Things were not always so cordial: “Roger is a stone-cold loser,” Trump told Toobin in 2008. “He always tries taking credit for things he never did.” Despite being ousted from the Trump campaign last summer, Stone is still working on the Republican candidate’s behalf coordinating a small, pro-Trump super PAC.

There is something uncanny in Stone’s 1999 appearance on C-SPAN, though—much of what he has to say about Trump sounds eerily familiar, as when he describes the real estate developer’s skepticism of trade deals, but especially when he speaks to Trump’s character and people’s perception of it. “Trump has a certain resilience,” he claimed. “He faced financial disaster. He was nine hundred million dollars in debt personally. He was nine billion dollars in debt if you looked at his companies. All of that caused by a government-created crisis in the real estate industry.”

“I think people respect somebody who came to the edge of disaster—didn’t quit, didn’t walk away, didn’t go bankrupt like so many others in this industry, who came back and rebuilt their business bigger and better than ever,” he continued. (Actually, Trump has declared bankruptcy—multiple times.) “He is not claiming to be anything that he is not,” Stone said. “He is not claiming anything other than the facts.”

These are all bald-faced lies—they were then, and they are now. But calling them lies, and even pointing out the absurdity of a Trump campaign that “demonstrates some tolerance for a broader spectrum of views in the area of social policy,” misses what makes Trump so popular. Stone was on to something: Trump does have “a certain resilience.” If the past year has shown us nothing else, it’s shown us that.

Trump’s strength is not his wealth or his charisma—neither of which does he actually possess in any great quantity. Trump’s strength is in revealing the artifice of assumed political truths to an angry and frustrated people. “My entire life, I’ve watched politicians bragging about how poor they are, how they came from nothing, how poor their parents and grandparents were,” he told Maureen Dowd, a month after Stone’s C-SPAN appearance. “And I said to myself, if they can stay so poor for so many generations, maybe this isn’t the kind of person we want to be electing to higher office. How smart can they be? They’re morons. There’s a perception that voters like poverty. I don’t like poverty. Usually, there’s a reason for poverty. Do you want someone who gets to be president and that’s literally the highest paying job he’s ever had?”

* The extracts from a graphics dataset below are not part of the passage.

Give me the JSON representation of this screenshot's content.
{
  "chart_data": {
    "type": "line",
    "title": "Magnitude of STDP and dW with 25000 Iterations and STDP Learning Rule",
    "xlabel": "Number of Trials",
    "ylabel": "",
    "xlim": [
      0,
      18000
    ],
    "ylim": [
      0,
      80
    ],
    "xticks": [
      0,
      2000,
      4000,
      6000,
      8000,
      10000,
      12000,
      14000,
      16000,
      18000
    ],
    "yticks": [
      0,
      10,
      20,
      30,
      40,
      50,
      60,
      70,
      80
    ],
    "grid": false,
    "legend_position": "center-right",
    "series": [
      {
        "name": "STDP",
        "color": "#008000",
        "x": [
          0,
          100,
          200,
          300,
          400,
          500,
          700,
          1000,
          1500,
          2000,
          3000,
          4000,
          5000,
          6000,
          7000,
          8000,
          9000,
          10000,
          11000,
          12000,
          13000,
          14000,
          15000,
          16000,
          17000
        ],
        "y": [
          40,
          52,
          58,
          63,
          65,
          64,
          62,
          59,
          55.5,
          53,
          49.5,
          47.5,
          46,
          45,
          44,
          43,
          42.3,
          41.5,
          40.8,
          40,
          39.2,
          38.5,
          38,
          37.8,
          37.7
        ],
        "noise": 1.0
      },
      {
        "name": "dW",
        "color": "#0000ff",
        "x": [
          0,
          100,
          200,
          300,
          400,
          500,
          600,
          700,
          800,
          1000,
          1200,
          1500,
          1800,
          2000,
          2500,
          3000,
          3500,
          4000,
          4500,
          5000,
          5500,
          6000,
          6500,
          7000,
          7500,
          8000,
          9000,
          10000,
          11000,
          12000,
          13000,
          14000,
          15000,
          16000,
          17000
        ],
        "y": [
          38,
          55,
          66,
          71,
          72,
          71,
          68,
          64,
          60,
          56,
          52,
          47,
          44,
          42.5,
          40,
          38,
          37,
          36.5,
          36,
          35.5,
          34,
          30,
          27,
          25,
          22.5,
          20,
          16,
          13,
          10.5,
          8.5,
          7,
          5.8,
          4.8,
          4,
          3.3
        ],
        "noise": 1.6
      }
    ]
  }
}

Trump’s supporters don’t care whether or not he’s worth $500 million, $1 billion, or $10 billion—it doesn’t matter. What matters is that he says he’s rich, and doesn’t feel the need to apologize for it. In fact, he doesn’t feel the need to apologize for anything, and resents any implication that he might. One “Washington Journal” caller was uncomfortable with how Trump introduced his then-girlfriend Melania at a rally—not by name, but as “his supermodel.” “He’s not going to take any coaching. He’s not going to change his approach,” Stone responded. “That’s just not Trump. He is outspoken. He is brash. He is unvarnished. All those things are true. We shall see what the American people think.”

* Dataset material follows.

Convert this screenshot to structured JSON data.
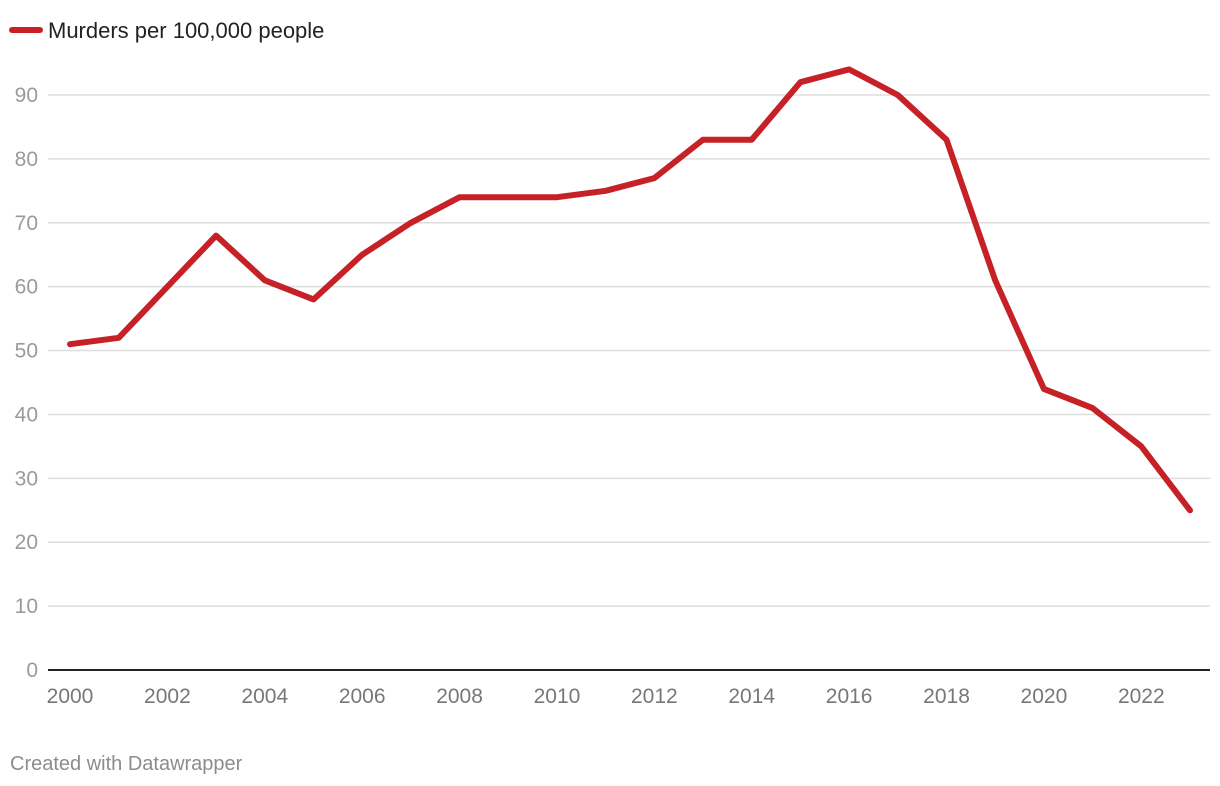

“In the age of mass communication, all our politics are changing,” Stone proclaimed. “Here’s the fundamental question: Is the pop culture in this country now more influential than its institutions?” Maybe! Or maybe pop culture is but one institution in this country among many, and the fundamental question is not whether one institution is more influential than another but rather what happens after a candidate like Donald Trump emerges, like a tangerine kaiju from the deepest trenches of the white American id, to demolish them all—that is to say: What comes next?